Ron Rudolph awoke at 1 a.m. on a January night, just days after his wife, Pat, died. He remembers feeling strangely claustrophobic in his spacious ranch-style home in Corcoran. But grief turns everything upside down and inside out, so Rudolph, feeling the walls closing in, got dressed and headed out into the biting cold to his workshop.
Once there, the 63-year-old carpenter began cutting scraps of cedar into distinct shapes. Two pieces for the sides. One for the back. One for the top. One for the roof.

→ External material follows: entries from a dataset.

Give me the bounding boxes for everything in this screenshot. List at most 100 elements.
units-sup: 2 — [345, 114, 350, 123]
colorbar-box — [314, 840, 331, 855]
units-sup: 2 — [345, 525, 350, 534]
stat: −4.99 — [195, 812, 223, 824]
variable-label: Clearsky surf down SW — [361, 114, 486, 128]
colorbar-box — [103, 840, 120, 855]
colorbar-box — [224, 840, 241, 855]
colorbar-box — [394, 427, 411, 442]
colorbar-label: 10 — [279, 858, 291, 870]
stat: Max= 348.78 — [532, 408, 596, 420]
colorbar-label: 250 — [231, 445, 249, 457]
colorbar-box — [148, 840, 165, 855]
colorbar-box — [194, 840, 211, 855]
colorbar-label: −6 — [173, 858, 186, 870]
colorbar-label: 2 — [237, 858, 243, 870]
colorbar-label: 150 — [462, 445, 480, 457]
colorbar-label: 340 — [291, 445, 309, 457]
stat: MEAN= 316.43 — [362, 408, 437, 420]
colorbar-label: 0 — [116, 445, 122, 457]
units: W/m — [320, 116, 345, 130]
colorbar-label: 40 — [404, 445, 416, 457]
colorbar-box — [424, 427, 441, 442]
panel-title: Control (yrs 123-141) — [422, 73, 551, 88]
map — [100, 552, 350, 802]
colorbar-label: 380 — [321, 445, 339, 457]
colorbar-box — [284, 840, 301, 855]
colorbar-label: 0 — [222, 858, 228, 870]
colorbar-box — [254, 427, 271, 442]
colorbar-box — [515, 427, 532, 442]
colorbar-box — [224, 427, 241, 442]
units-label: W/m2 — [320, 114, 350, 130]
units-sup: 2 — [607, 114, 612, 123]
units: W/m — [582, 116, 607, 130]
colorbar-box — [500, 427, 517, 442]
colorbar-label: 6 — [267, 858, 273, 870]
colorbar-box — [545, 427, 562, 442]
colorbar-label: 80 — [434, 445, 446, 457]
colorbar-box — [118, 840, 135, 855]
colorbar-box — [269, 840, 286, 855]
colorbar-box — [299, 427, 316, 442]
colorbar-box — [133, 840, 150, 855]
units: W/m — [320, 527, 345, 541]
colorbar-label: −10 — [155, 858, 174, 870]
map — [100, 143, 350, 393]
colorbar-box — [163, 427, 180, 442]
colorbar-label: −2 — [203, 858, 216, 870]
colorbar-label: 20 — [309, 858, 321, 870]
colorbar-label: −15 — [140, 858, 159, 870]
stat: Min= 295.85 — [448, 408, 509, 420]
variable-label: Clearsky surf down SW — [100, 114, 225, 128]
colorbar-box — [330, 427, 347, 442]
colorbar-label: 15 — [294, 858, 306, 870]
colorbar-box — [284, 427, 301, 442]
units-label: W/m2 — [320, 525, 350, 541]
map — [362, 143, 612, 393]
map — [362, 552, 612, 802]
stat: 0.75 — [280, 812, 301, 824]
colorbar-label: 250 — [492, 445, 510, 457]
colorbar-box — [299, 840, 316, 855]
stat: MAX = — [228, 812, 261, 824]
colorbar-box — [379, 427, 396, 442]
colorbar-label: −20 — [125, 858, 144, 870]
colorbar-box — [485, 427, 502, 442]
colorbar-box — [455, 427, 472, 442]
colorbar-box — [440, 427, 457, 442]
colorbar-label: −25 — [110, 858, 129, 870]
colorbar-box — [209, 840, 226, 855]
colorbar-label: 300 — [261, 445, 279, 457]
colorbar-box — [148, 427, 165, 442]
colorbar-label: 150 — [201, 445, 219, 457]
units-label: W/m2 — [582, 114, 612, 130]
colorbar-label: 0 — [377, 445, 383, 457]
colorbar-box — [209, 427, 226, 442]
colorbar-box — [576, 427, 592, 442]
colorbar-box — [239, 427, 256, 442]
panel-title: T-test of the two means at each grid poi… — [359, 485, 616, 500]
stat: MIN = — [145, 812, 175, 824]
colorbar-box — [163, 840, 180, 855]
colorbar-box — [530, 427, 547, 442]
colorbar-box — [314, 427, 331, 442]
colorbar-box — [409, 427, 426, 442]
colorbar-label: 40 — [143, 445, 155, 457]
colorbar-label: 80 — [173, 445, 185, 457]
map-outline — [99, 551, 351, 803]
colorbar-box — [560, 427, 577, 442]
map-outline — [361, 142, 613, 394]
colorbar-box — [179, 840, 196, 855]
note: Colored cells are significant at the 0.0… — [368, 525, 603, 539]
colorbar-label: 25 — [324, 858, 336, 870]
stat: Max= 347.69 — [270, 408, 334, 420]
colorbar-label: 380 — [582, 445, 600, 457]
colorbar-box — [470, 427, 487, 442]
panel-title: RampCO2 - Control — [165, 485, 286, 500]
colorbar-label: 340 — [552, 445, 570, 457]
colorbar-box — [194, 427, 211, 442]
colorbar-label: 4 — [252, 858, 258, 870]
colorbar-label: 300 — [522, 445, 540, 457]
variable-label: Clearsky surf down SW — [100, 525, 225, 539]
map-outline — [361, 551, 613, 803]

One for the door.
Rudolph lost track of time cutting wood. "I didn't go out there with the idea of making hundreds of bluebird houses," he said softly. "I did it kind of … to just calm down."
Over the next few weeks, he built one bluebird house after another, until his workshop was filled with them.
"Bluebirds were her favorite bird, and he needed one last connection to her," said Rudolph's daughter, Kristy Boike, noting that her mother, who died Jan. 4 of a brain tumor at 60, loved the little bird's color and its connection to happiness.
But soon he confessed to Boike, "I don't know what I'm going to do with all these birdhouses." That feeling of helplessness watching him in so much pain "was pretty awful," she said.
Boike, a New Prague mother of four, got an idea. She posted a notice — "bluebird houses for sale" — on Facebook garage-sale sites. She attached the story "of how we lost my mom and how my dad just needed to keep his hands and mind busy during this time of tremendous grief."
As of this week, they've sold nearly 700 houses with a waiting list of more than 60 people. The birdhouses come as kits ($10), assembled houses ($15) or houses mounted on 6-feet steel posts ($25). Retirees, young families and 4-H groups all want them.